- Development of "Cancer Cell Informatics", an information-rich platform for the research of molecular-targeted therapy
- Discovery and development of novel molecular-targeted drugs
- Development of PI3 kinase-targeted drugs
- Molecular pharmacology of anticancer drugs based on chemical and genomic information
Development of "Cancer Cell Informatics", an information-rich platform for the research of molecular-targeted therapy
We established a panel of human cancer cell lines coupled to a database integrating their chemosensitivities and genomic information, termed “Cancer Cell Informatics (CCI)”, which is an information-rich system for studying molecular-targeted therapy. It is most powerful in drug discovery and in predicting molecular targets of new chemicals. Furthermore, it potentially provides valuable information for studying molecular pharmacology of new drugs and for identifying various biomarkers and new targets.
Fig.1 Cancer Cell Informatics(CCI)
Cancer Cell Informatics is a system based on a database integrating the chemosensitivities, gene- and protein expression profiles of a panel of 39 human cancer cell lines (JFCR39), which provides information on the relation between chemicals and gene products. For example, it is powerful in predicting a potential molecular target of a chemical of interest.
Discovery and development of novel molecular-targeted drugs
Discovering new anticancer compounds is important to develop anticancer drugs. We are conducting anticancer drug screening based on CCI described above. We evaluate test compounds based on their growth-inhibitory activity across a panel of 39 human cancer cell lines (termed JFCR39) using a data-mining tool “COMPARE”, which is comparable to NCI-60 developed by National Cancer Institute in USA and potentially predicts the molecular targets of compounds. We indeed identified novel anticancer compounds, for example, MS-247 (an inhibitor of topoisomerase I / II), pladienolide B (a lead of inhibitors of splicing factor SF3B) and ZSTK474 (an inhibitor of PI3 kinase).
Fig.2： Prediction of the molecular target of a chemical and screening of anticancer drugs
A) Once the activity profile of compound X across JFCR39 (termed Fingerprint) is measured, the molecular target or the mode of action of X can be predicted by COMPARE algorithm that verifies the similarity of X to a certain reference compound in terms of Fingerprints. B) In collaboration with other institutes, we screen the compounds with unique molecular targets.

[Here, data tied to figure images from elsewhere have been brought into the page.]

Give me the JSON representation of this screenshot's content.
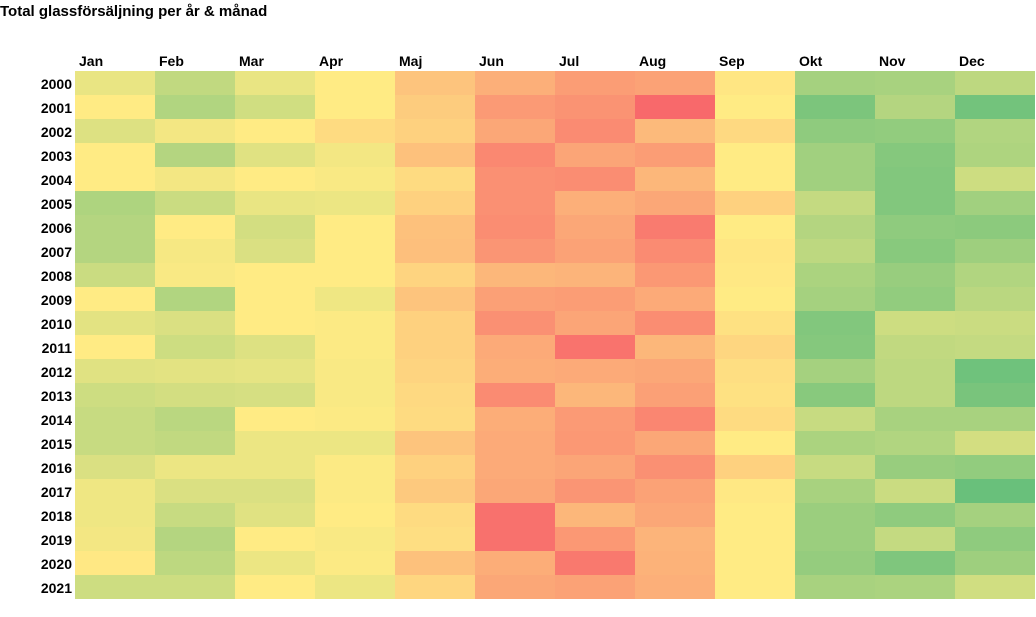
{
  "chart_data": {
    "type": "heatmap",
    "title": "Total glassförsäljning per år & månad",
    "xlabel": "",
    "ylabel": "",
    "color_scale": {
      "low": "#63be7b",
      "mid": "#ffeb84",
      "high": "#f8696b",
      "range": [
        0,
        10
      ]
    },
    "columns": [
      "Jan",
      "Feb",
      "Mar",
      "Apr",
      "Maj",
      "Jun",
      "Jul",
      "Aug",
      "Sep",
      "Okt",
      "Nov",
      "Dec"
    ],
    "rows": [
      "2000",
      "2001",
      "2002",
      "2003",
      "2004",
      "2005",
      "2006",
      "2007",
      "2008",
      "2009",
      "2010",
      "2011",
      "2012",
      "2013",
      "2014",
      "2015",
      "2016",
      "2017",
      "2018",
      "2019",
      "2020",
      "2021"
    ],
    "values": [
      [
        4.3,
        3.0,
        4.3,
        5.0,
        6.5,
        7.3,
        8.0,
        7.8,
        5.2,
        2.1,
        2.2,
        2.9
      ],
      [
        5.0,
        2.5,
        3.5,
        5.0,
        6.2,
        8.1,
        8.4,
        10.0,
        5.0,
        0.8,
        2.6,
        0.5
      ],
      [
        3.9,
        4.6,
        5.0,
        5.6,
        6.0,
        7.6,
        8.7,
        6.9,
        5.7,
        1.4,
        1.5,
        2.5
      ],
      [
        5.0,
        2.6,
        4.0,
        4.6,
        6.6,
        8.8,
        7.7,
        8.0,
        5.0,
        2.0,
        1.1,
        2.4
      ],
      [
        5.0,
        4.6,
        5.0,
        4.8,
        5.6,
        8.5,
        8.6,
        7.0,
        5.0,
        2.0,
        1.0,
        3.4
      ],
      [
        2.4,
        3.3,
        4.3,
        4.4,
        6.0,
        8.5,
        7.3,
        7.6,
        6.0,
        3.1,
        1.0,
        2.0
      ],
      [
        2.6,
        5.0,
        3.6,
        5.0,
        6.6,
        8.6,
        7.6,
        9.3,
        5.0,
        2.6,
        1.4,
        1.3
      ],
      [
        2.6,
        4.7,
        3.8,
        5.0,
        6.7,
        8.3,
        7.8,
        8.7,
        5.2,
        2.9,
        1.2,
        1.9
      ],
      [
        3.3,
        4.8,
        5.0,
        5.0,
        5.9,
        7.0,
        7.1,
        8.2,
        5.1,
        2.3,
        1.7,
        2.5
      ],
      [
        5.0,
        2.5,
        5.0,
        4.5,
        6.5,
        7.9,
        8.0,
        7.5,
        5.0,
        2.1,
        1.5,
        2.8
      ],
      [
        4.1,
        3.8,
        5.0,
        4.9,
        6.0,
        8.5,
        7.7,
        8.6,
        5.4,
        1.0,
        3.4,
        3.3
      ],
      [
        5.0,
        3.4,
        3.9,
        4.9,
        6.0,
        7.5,
        9.6,
        7.0,
        5.8,
        1.1,
        3.0,
        3.1
      ],
      [
        4.0,
        4.1,
        4.2,
        4.8,
        5.9,
        7.4,
        7.5,
        7.6,
        5.5,
        2.1,
        2.9,
        0.4
      ],
      [
        3.4,
        3.6,
        3.7,
        4.8,
        5.7,
        8.7,
        7.0,
        7.9,
        5.4,
        1.2,
        2.9,
        0.7
      ],
      [
        3.2,
        2.8,
        5.0,
        4.9,
        5.6,
        7.4,
        8.1,
        8.9,
        5.6,
        3.2,
        2.2,
        2.2
      ],
      [
        3.2,
        3.0,
        4.4,
        4.4,
        6.5,
        7.5,
        8.2,
        7.6,
        5.0,
        2.3,
        2.5,
        3.6
      ],
      [
        3.8,
        4.4,
        4.4,
        4.9,
        6.0,
        7.5,
        7.7,
        8.5,
        6.0,
        3.2,
        1.7,
        1.5
      ],
      [
        4.5,
        3.8,
        3.8,
        4.9,
        6.3,
        7.6,
        8.3,
        7.8,
        5.1,
        2.2,
        3.3,
        0.2
      ],
      [
        4.5,
        3.2,
        4.0,
        5.0,
        5.6,
        9.7,
        7.0,
        7.6,
        5.0,
        1.8,
        1.4,
        2.1
      ],
      [
        4.6,
        2.6,
        5.0,
        4.8,
        5.5,
        9.7,
        8.2,
        7.1,
        5.0,
        1.8,
        3.1,
        1.4
      ],
      [
        5.1,
        2.9,
        4.4,
        4.9,
        6.6,
        7.4,
        9.4,
        7.2,
        5.0,
        1.6,
        0.9,
        1.9
      ],
      [
        3.4,
        3.4,
        5.0,
        4.4,
        5.8,
        7.6,
        7.8,
        7.3,
        5.0,
        2.2,
        2.3,
        3.5
      ]
    ]
  }
}
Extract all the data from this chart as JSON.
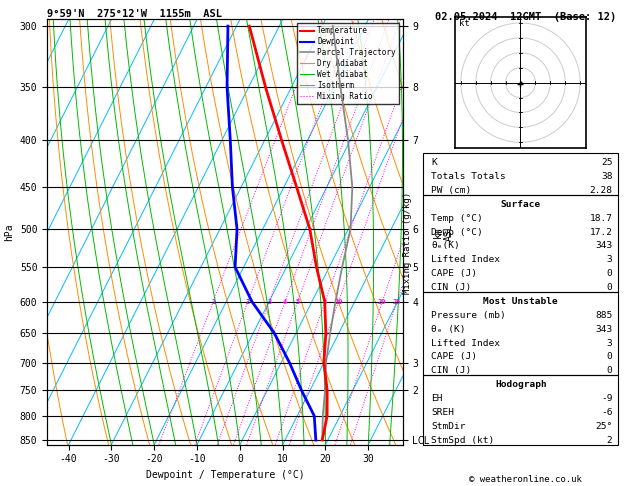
{
  "title_left": "9°59'N  275°12'W  1155m  ASL",
  "title_right": "02.05.2024  12GMT  (Base: 12)",
  "xlabel": "Dewpoint / Temperature (°C)",
  "pressure_levels": [
    300,
    350,
    400,
    450,
    500,
    550,
    600,
    650,
    700,
    750,
    800,
    850
  ],
  "xlim": [
    -45,
    38
  ],
  "temp_profile": {
    "pressure": [
      850,
      800,
      750,
      700,
      650,
      600,
      550,
      500,
      450,
      400,
      350,
      300
    ],
    "temperature": [
      18.7,
      17.0,
      14.0,
      10.0,
      7.0,
      3.0,
      -3.0,
      -9.0,
      -17.0,
      -26.0,
      -36.0,
      -47.0
    ]
  },
  "dewp_profile": {
    "pressure": [
      850,
      800,
      750,
      700,
      650,
      600,
      550,
      500,
      450,
      400,
      350,
      300
    ],
    "dewpoint": [
      17.2,
      14.0,
      8.0,
      2.0,
      -5.0,
      -14.0,
      -22.0,
      -26.0,
      -32.0,
      -38.0,
      -45.0,
      -52.0
    ]
  },
  "parcel_profile": {
    "pressure": [
      850,
      800,
      750,
      700,
      650,
      600,
      550,
      500,
      450,
      400,
      350,
      300
    ],
    "temperature": [
      18.7,
      16.0,
      13.5,
      10.5,
      8.0,
      5.5,
      3.0,
      0.5,
      -4.0,
      -10.5,
      -18.5,
      -27.5
    ]
  },
  "dry_adiabat_color": "#ff8c00",
  "wet_adiabat_color": "#00bb00",
  "isotherm_color": "#00bbff",
  "mixing_ratio_color": "#ff00ff",
  "temp_color": "#ff0000",
  "dewp_color": "#0000ff",
  "parcel_color": "#888888",
  "stats": {
    "K": 25,
    "Totals_Totals": 38,
    "PW_cm": 2.28,
    "Surface_Temp": 18.7,
    "Surface_Dewp": 17.2,
    "Surface_ThetaE": 343,
    "Surface_LI": 3,
    "Surface_CAPE": 0,
    "Surface_CIN": 0,
    "MU_Pressure": 885,
    "MU_ThetaE": 343,
    "MU_LI": 3,
    "MU_CAPE": 0,
    "MU_CIN": 0,
    "EH": -9,
    "SREH": -6,
    "StmDir": "25°",
    "StmSpd": 2
  },
  "km_labels": {
    "300": "9",
    "350": "8",
    "400": "7",
    "500": "6",
    "550": "5",
    "600": "4",
    "700": "3",
    "750": "2",
    "850": "LCL"
  },
  "mixing_ratios": [
    1,
    2,
    3,
    4,
    5,
    8,
    10,
    20,
    25
  ]
}
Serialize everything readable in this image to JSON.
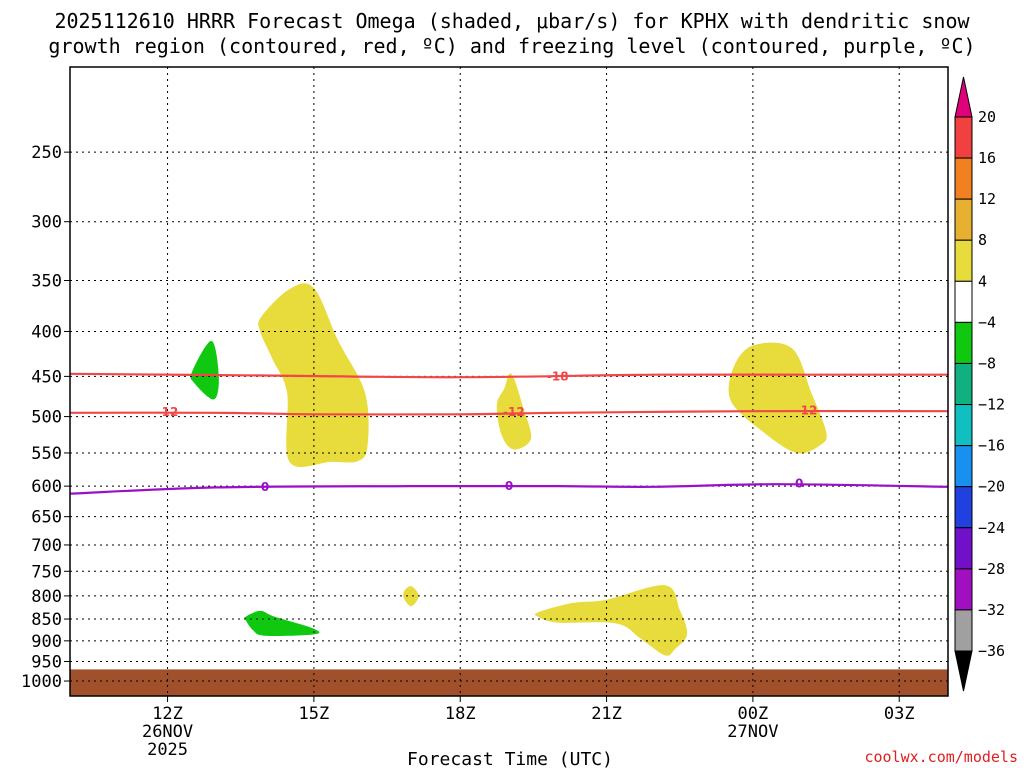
{
  "chart_data": {
    "type": "heatmap",
    "title": "2025112610 HRRR Forecast Omega (shaded, μbar/s) for KPHX with dendritic snow growth region (contoured, red, ºC) and freezing level (contoured, purple, ºC)",
    "title_lines": [
      "2025112610 HRRR Forecast Omega (shaded, μbar/s) for KPHX with dendritic snow",
      "growth region (contoured, red, ºC) and freezing level (contoured, purple, ºC)"
    ],
    "xlabel": "Forecast Time (UTC)",
    "x_ticks": [
      {
        "label": "12Z",
        "sub": [
          "26NOV",
          "2025"
        ]
      },
      {
        "label": "15Z",
        "sub": []
      },
      {
        "label": "18Z",
        "sub": []
      },
      {
        "label": "21Z",
        "sub": []
      },
      {
        "label": "00Z",
        "sub": [
          "27NOV"
        ]
      },
      {
        "label": "03Z",
        "sub": []
      }
    ],
    "x_tick_hours": [
      12,
      15,
      18,
      21,
      24,
      27
    ],
    "xlim_hours": [
      10,
      28
    ],
    "y_scale": "log-pressure, inverted",
    "ylim": [
      1040,
      200
    ],
    "y_ticks": [
      250,
      300,
      350,
      400,
      450,
      500,
      550,
      600,
      650,
      700,
      750,
      800,
      850,
      900,
      950,
      1000
    ],
    "grid": true,
    "colorbar": {
      "levels": [
        "20",
        "16",
        "12",
        "8",
        "4",
        "−4",
        "−8",
        "−12",
        "−16",
        "−20",
        "−24",
        "−28",
        "−32",
        "−36"
      ],
      "colors_top_to_bottom": [
        "#e0007a",
        "#f04040",
        "#f08020",
        "#e8b030",
        "#e8dc3c",
        "#ffffff",
        "#10c810",
        "#10b080",
        "#10c0c0",
        "#1890f0",
        "#2040e0",
        "#7010c8",
        "#a010c0",
        "#a0a0a0",
        "#000000"
      ]
    },
    "shaded_regions": [
      {
        "name": "omega-positive-upper-1",
        "color": "#e8dc3c",
        "points": [
          [
            13.92,
            385
          ],
          [
            14.5,
            358
          ],
          [
            15.0,
            357
          ],
          [
            15.5,
            410
          ],
          [
            16.05,
            470
          ],
          [
            16.1,
            540
          ],
          [
            15.9,
            562
          ],
          [
            15.35,
            563
          ],
          [
            14.5,
            563
          ],
          [
            14.45,
            470
          ],
          [
            14.15,
            430
          ],
          [
            13.9,
            400
          ]
        ]
      },
      {
        "name": "omega-positive-mid-1",
        "color": "#e8dc3c",
        "points": [
          [
            19.05,
            447
          ],
          [
            19.3,
            490
          ],
          [
            19.45,
            530
          ],
          [
            19.1,
            545
          ],
          [
            18.85,
            525
          ],
          [
            18.75,
            485
          ],
          [
            18.9,
            465
          ]
        ]
      },
      {
        "name": "omega-positive-upper-2",
        "color": "#e8dc3c",
        "points": [
          [
            23.6,
            440
          ],
          [
            24.0,
            415
          ],
          [
            24.8,
            418
          ],
          [
            25.2,
            470
          ],
          [
            25.5,
            520
          ],
          [
            25.4,
            538
          ],
          [
            24.9,
            550
          ],
          [
            24.2,
            520
          ],
          [
            23.55,
            480
          ]
        ]
      },
      {
        "name": "omega-positive-low-1",
        "color": "#e8dc3c",
        "points": [
          [
            16.85,
            790
          ],
          [
            17.0,
            780
          ],
          [
            17.15,
            800
          ],
          [
            17.0,
            822
          ],
          [
            16.85,
            806
          ]
        ]
      },
      {
        "name": "omega-positive-low-2",
        "color": "#e8dc3c",
        "points": [
          [
            19.6,
            835
          ],
          [
            20.3,
            815
          ],
          [
            21.0,
            808
          ],
          [
            22.2,
            778
          ],
          [
            22.5,
            830
          ],
          [
            22.65,
            885
          ],
          [
            22.4,
            920
          ],
          [
            22.2,
            935
          ],
          [
            21.7,
            895
          ],
          [
            21.2,
            860
          ],
          [
            20.0,
            858
          ],
          [
            19.6,
            845
          ]
        ]
      },
      {
        "name": "omega-negative-upper",
        "color": "#10c810",
        "points": [
          [
            12.5,
            445
          ],
          [
            12.9,
            410
          ],
          [
            13.05,
            450
          ],
          [
            12.95,
            478
          ],
          [
            12.55,
            458
          ]
        ]
      },
      {
        "name": "omega-negative-low",
        "color": "#10c810",
        "points": [
          [
            13.6,
            845
          ],
          [
            13.9,
            832
          ],
          [
            14.2,
            845
          ],
          [
            15.0,
            872
          ],
          [
            15.0,
            885
          ],
          [
            14.0,
            888
          ],
          [
            13.75,
            875
          ],
          [
            13.6,
            852
          ]
        ]
      }
    ],
    "contours": [
      {
        "name": "dgz-minus18",
        "label": "-18",
        "color": "#f04848",
        "label_at": [
          20.0,
          450
        ],
        "points": [
          [
            10,
            447
          ],
          [
            14,
            449
          ],
          [
            18,
            451
          ],
          [
            22,
            448
          ],
          [
            25,
            448
          ],
          [
            28,
            448
          ]
        ]
      },
      {
        "name": "dgz-minus12",
        "label": "-12",
        "color": "#f04848",
        "label_at": [
          12.0,
          494
        ],
        "label_at_extra": [
          [
            19.1,
            494
          ],
          [
            25.1,
            492
          ]
        ],
        "points": [
          [
            10,
            495
          ],
          [
            13,
            495
          ],
          [
            15,
            497
          ],
          [
            18,
            497
          ],
          [
            20,
            495
          ],
          [
            24,
            493
          ],
          [
            28,
            493
          ]
        ]
      },
      {
        "name": "freezing-level",
        "label": "0",
        "color": "#9a10c8",
        "label_at": [
          14.0,
          601
        ],
        "label_at_extra": [
          [
            19.0,
            600
          ],
          [
            24.95,
            596
          ]
        ],
        "points": [
          [
            10,
            612
          ],
          [
            13,
            602
          ],
          [
            17,
            600
          ],
          [
            20,
            600
          ],
          [
            22,
            601
          ],
          [
            24.5,
            597
          ],
          [
            28,
            601
          ]
        ]
      }
    ],
    "surface": {
      "color": "#a0502a",
      "from_pressure": 970
    }
  },
  "credit": "coolwx.com/models"
}
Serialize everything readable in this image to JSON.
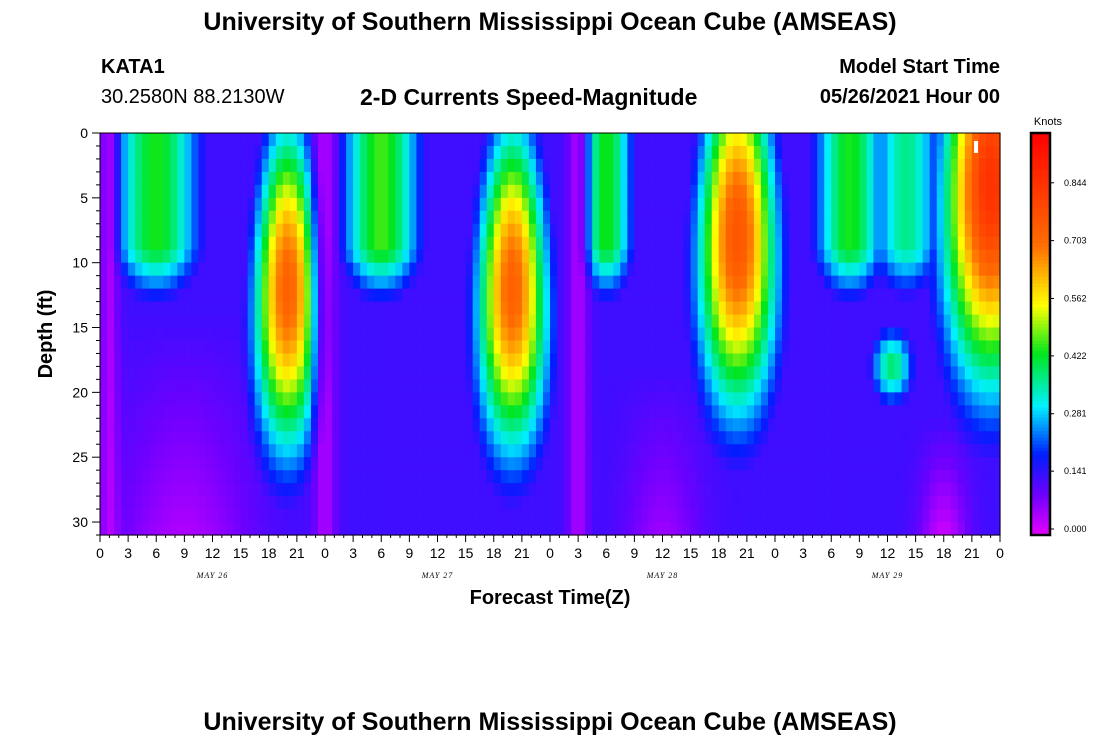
{
  "header": {
    "title": "University of Southern Mississippi Ocean Cube (AMSEAS)",
    "footer_title": "University of Southern Mississippi Ocean Cube (AMSEAS)",
    "station": "KATA1",
    "coordinates": "30.2580N  88.2130W",
    "product": "2-D Currents Speed-Magnitude",
    "model_start_label": "Model Start Time",
    "model_start_value": "05/26/2021 Hour 00"
  },
  "chart_data": {
    "type": "heatmap",
    "title": "2-D Currents Speed-Magnitude",
    "xlabel": "Forecast Time(Z)",
    "ylabel": "Depth (ft)",
    "x_unit": "hours from model start",
    "xlim": [
      0,
      96
    ],
    "ylim": [
      0,
      31
    ],
    "y_ticks": [
      0,
      5,
      10,
      15,
      20,
      25,
      30
    ],
    "x_ticks": [
      0,
      3,
      6,
      9,
      12,
      15,
      18,
      21,
      24,
      27,
      30,
      33,
      36,
      39,
      42,
      45,
      48,
      51,
      54,
      57,
      60,
      63,
      66,
      69,
      72,
      75,
      78,
      81,
      84,
      87,
      90,
      93,
      96
    ],
    "x_tick_labels": [
      "0",
      "3",
      "6",
      "9",
      "12",
      "15",
      "18",
      "21",
      "0",
      "3",
      "6",
      "9",
      "12",
      "15",
      "18",
      "21",
      "0",
      "3",
      "6",
      "9",
      "12",
      "15",
      "18",
      "21",
      "0",
      "3",
      "6",
      "9",
      "12",
      "15",
      "18",
      "21",
      "0"
    ],
    "day_labels": [
      {
        "text": "MAY 26",
        "hour": 12
      },
      {
        "text": "MAY 27",
        "hour": 36
      },
      {
        "text": "MAY 28",
        "hour": 60
      },
      {
        "text": "MAY 29",
        "hour": 84
      }
    ],
    "colorbar": {
      "unit": "Knots",
      "ticks": [
        0.0,
        0.141,
        0.281,
        0.422,
        0.562,
        0.703,
        0.844
      ],
      "tick_labels": [
        "0.000",
        "0.141",
        "0.281",
        "0.422",
        "0.562",
        "0.703",
        "0.844"
      ],
      "range": [
        0,
        0.98
      ]
    },
    "features": [
      {
        "hour": 20,
        "depth": 13,
        "speed": 0.74,
        "kind": "max"
      },
      {
        "hour": 44,
        "depth": 12,
        "speed": 0.74,
        "kind": "max"
      },
      {
        "hour": 68,
        "depth": 8,
        "speed": 0.76,
        "kind": "max"
      },
      {
        "hour": 94,
        "depth": 5,
        "speed": 0.84,
        "kind": "max"
      },
      {
        "hour": 9,
        "depth": 23,
        "speed": 0.05,
        "kind": "min"
      },
      {
        "hour": 90,
        "depth": 28,
        "speed": 0.02,
        "kind": "min"
      },
      {
        "hour": 51,
        "depth": 13,
        "speed": 0.12,
        "kind": "min"
      }
    ]
  }
}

Development of PI3 kinase-targeted drugs
PI3K (Phosphatidylinositol 3-kinase) is a key enzyme in signal transduction and plays important roles in survival, growth and metastasis of cancer. Therefore, PI3K is a promising target for cancer therapy. We identified ZSTK474, a novel PI3K inhibitor, which has potent anticancer activity via oral administration without severe toxicity. We are doing the translational research of ZSTK474 to indicate its potential efficacy in various cancer models and to identify the biomarkers for predicting its efficacy.
Fig.3 Identification of a new PI3K inhibitor ZSTK474
A) We predicted that the target of a novel compound ZSTK474 might be PI3K by CCI, and experimentally demonstrated that the prediction was true. B) We demonstrated that ZSTK474 binds to the ATP-binding pocket of PI3K by molecular modeling and biological experiments. C) ZSTK474 showed potent therapeutic efficacy against human cancer xenografts.
Molecular pharmacology of anticancer drugs based on chemical and genomic information
We conduct identification of new molecular targets for anticancer therapy by using CCI. We also try to identify the genes determining chemosensitivity in cancer using RNAi-based gene knockdown method.
Fig.4 Identification of the genes determining chemosensitivity in cancer
We try to identify the genes determining chemosensitivity in cancer by mining the data of chemosensitivity and gene expression profiles. If Gene A, for example, is highly expressed in highly Drug X-sensitive cancers, Gene A may be involved in the chemosensitivity of cancer to Drug X. On the contrary, if Gene C is highly expressed in highly Drug X-resistant cancers, Gene C may be involved in the resistance of cancer to Drug X.